In the US, growth hormone (GH) administration has been approved by the FDA for adults with proven acquired pituitary deficiencies, including those arising from hypothalamic–pituitary masses, surgery, irradiation or infiltrative processes. Adults with childhood-onset GH deficiency also benefit from FDA–approved GH replacement. GH is also approved for treating AIDS-related muscle wasting in adults. In patients who fulfill the biochemical and clinical criteria for adult GH deficiency, physiologic replacement improves quality of life, enhances lean body mass, improves cardiovascular function and could strengthen bone (Cummings DE and Merriam GR Ann Rev Med 2003, 54: 513–533). Prospective efficacy and safety surveillance studies are currently underway.

Side-effects of adult GH administration are reported in up to 30% of patients and are usually dose-dependent. They include myalgias, carpal tunnel syndrome, edema, elevated blood pressure, left ventricular remodeling, hyperglycemia and clinical diabetes. No increased cancer occurrence has been observed in surveillance studies of GH replacement in pituitary-deficient adults; however, accurate information for the impact of uncontrolled use of GH on cancer and cardiovascular function is not available.

Positive effects of GH on nitrogen retention, enhanced lean body mass and loss of fat mass have resulted in widespread nonapproved use of GH to reverse, halt, or decelerate the frailty of advancing age or to enhance athletic performance. Approximately 30,000 individuals are reported to receive GH for 'anti-aging' therapy annually but there are no compelling clinical trials indicating safety and benefits of GH administration to the elderly versus a disciplined diet and exercise training regimen; indeed, GH concentrations normally decline with aging and several animal models point to a protective effect of age-related low GH levels resulting in increased lifespan (Sonntag WE et al. Endocrinology 2005, 146: 2920–2932). Whether physiologic lower GH levels are in fact permissive for a longer lifespan, protect cardiac function and lower cancer incidence requires rigorous controlled study. Thus anti-aging indications for GH are presently considered inappropriate, unsafe, illegal and not based upon evidence for a positive sustained impact on muscle function (Lange KHW et al. J Clin Endocrinol Metab 2002, 87: 513–523; Berggren A et al. J Clin Endocrinol Metab 2005, 90: 3268–3273).

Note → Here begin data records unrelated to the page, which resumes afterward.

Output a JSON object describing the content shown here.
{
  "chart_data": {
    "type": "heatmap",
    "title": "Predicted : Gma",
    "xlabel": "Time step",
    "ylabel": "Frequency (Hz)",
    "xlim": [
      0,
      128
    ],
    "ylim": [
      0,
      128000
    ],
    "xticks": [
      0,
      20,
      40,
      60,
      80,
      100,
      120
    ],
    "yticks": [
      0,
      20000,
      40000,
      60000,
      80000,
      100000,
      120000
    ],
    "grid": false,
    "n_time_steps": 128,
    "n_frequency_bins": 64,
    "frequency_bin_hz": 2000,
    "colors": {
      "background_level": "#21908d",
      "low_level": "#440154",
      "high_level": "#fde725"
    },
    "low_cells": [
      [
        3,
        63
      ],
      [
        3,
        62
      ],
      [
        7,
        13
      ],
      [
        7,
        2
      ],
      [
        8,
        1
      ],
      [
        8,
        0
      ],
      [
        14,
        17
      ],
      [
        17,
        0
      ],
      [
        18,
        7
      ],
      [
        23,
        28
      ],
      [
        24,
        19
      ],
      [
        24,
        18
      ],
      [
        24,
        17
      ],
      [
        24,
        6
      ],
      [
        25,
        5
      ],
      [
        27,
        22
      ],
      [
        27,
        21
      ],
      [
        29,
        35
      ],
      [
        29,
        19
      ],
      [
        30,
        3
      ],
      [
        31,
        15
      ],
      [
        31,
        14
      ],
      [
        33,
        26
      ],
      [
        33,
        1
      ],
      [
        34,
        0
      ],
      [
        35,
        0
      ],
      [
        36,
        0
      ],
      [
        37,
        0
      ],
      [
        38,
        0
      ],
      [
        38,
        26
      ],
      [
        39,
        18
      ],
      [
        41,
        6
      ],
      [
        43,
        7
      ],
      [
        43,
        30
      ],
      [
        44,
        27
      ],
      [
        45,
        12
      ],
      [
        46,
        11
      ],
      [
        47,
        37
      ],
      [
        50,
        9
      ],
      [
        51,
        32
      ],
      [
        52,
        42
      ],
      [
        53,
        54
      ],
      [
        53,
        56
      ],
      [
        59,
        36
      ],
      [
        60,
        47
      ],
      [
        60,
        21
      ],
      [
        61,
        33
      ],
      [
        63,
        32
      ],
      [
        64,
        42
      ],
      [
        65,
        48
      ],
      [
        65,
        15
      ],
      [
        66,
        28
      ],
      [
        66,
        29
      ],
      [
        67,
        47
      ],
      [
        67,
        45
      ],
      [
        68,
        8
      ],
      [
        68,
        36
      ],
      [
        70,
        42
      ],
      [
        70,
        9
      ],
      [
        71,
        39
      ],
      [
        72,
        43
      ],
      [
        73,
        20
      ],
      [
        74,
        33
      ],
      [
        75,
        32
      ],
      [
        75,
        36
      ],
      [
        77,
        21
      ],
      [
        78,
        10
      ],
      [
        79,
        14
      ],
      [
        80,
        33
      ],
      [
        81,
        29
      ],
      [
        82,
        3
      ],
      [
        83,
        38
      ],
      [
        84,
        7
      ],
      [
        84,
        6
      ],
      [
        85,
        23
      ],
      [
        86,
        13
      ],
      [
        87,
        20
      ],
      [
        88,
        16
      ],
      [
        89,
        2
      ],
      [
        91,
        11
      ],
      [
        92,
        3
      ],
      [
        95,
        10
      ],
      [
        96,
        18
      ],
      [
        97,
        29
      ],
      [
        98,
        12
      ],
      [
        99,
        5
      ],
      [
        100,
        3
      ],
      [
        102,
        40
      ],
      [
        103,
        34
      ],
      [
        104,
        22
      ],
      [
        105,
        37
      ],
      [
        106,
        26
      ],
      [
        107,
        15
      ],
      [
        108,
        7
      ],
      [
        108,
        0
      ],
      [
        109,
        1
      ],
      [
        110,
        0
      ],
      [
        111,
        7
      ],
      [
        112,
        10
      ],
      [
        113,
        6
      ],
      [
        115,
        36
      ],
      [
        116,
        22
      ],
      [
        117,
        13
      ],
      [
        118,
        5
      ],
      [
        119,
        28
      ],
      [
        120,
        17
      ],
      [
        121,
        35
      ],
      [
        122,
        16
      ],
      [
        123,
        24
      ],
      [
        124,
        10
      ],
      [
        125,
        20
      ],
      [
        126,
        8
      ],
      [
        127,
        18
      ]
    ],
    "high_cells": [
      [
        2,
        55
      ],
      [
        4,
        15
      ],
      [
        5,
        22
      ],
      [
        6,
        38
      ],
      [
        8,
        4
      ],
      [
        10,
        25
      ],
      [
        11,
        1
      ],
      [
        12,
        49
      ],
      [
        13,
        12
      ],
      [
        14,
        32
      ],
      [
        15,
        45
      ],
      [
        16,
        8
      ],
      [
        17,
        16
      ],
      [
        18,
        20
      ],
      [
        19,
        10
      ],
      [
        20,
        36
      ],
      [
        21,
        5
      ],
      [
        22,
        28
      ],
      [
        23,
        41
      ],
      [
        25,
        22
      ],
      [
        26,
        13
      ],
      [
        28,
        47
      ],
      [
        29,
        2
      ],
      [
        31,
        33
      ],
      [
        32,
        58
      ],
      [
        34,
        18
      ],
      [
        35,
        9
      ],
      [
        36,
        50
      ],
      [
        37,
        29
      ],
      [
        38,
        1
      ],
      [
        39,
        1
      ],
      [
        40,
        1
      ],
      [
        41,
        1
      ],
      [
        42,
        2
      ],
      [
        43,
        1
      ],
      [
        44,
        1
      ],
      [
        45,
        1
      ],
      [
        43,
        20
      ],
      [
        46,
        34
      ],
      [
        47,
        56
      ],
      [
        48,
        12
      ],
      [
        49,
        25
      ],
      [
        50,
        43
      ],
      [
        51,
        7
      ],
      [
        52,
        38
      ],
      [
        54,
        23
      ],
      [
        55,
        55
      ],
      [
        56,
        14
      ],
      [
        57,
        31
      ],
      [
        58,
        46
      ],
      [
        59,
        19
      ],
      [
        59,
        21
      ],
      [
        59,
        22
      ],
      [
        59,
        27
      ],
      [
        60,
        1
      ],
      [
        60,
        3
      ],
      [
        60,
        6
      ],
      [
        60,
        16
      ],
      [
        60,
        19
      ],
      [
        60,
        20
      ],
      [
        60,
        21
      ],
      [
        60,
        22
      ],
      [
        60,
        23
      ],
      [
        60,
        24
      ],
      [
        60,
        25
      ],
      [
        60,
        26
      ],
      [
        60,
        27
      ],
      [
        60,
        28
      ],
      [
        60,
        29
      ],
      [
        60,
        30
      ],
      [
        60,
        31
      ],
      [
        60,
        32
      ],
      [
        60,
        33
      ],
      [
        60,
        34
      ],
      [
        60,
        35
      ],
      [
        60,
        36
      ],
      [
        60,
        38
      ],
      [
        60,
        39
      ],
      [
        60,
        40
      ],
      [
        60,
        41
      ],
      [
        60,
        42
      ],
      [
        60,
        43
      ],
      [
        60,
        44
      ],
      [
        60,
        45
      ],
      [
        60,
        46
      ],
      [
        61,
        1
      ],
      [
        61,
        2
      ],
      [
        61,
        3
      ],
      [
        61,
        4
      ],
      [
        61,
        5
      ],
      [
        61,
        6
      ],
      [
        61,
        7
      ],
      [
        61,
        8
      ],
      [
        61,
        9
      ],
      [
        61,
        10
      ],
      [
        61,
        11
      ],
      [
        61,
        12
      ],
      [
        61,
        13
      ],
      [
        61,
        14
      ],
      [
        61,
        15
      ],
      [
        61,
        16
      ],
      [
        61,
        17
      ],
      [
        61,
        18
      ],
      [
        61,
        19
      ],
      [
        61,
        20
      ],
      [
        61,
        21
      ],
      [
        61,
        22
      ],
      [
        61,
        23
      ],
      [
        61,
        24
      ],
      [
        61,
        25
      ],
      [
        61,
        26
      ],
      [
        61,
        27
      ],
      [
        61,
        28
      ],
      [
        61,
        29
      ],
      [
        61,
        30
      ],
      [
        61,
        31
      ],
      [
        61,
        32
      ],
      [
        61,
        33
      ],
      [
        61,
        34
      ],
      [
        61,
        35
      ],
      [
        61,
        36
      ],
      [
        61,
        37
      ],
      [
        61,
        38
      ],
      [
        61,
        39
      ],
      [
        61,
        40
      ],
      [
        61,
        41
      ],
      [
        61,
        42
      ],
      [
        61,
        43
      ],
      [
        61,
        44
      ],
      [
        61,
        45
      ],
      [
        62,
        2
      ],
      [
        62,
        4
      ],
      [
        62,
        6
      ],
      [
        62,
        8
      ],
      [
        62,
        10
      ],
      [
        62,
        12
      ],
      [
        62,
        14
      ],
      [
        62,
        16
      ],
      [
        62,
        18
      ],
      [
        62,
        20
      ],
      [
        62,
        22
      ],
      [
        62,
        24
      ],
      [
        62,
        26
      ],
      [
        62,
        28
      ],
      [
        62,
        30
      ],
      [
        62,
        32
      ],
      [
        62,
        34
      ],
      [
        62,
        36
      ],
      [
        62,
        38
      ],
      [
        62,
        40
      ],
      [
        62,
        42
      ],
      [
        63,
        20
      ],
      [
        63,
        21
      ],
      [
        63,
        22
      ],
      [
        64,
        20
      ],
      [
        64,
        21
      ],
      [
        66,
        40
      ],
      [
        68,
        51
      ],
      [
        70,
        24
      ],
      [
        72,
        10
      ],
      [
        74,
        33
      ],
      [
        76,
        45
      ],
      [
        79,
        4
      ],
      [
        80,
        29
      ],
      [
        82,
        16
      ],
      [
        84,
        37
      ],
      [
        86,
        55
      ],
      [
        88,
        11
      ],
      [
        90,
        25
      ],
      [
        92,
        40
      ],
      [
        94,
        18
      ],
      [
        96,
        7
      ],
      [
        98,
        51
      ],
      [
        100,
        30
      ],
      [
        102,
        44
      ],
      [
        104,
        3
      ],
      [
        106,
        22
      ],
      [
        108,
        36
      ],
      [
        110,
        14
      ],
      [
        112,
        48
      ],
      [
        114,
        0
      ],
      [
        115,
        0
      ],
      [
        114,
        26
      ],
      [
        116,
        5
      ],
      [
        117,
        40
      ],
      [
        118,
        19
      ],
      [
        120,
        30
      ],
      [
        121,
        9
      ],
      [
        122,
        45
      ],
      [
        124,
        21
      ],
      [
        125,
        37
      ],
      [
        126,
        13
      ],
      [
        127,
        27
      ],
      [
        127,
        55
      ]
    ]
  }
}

It is highly likely that a large proportion of GH taken by adults is in fact both clinically and legally inappropriate

It has been estimated that 100,000 individuals in the US obtain GH without a prescription every year. In addition 160,000 new and refill GH prescriptions for adults are completed by retail and mail service pharmacies (Perls TH et al. JAMA 2005, 294: 2086–2090), but it is difficult to assess accurately how many are truly GH-deficient with documented pituitary dysfunction. It is highly likely that a large proportion of GH taken by adults is in fact both clinically and legally inappropriate. Yet, off-label distribution of GH carries significant financial penalties and can lead to imprisonment (Perls TH et al. JAMA 2005, 294: 2086–2090).

In today's era of increasing public awareness of healthcare quality outcomes and cost containment for healthcare, it behooves responsible endocrinologists to maintain rigorous scientific, clinical and legal criteria for prescribing GH. Primum non nocere remains our responsible approach to prescribing of all medication. Without sufficient scientifically based evidence for anti-aging effects of GH, our professional societal responsibility is to adhere to regulatory guidelines appropriately restricting expensive (US$8,000 or more per annum) adult GH therapy to bona fide replacement needs.

As endocrinologists, our informed response to queries from patients and referring physicians should be tempered with caution that neither the safety nor the benefits of GH administration to pituitary-replete adults have been defined for this very costly hormonal intervention.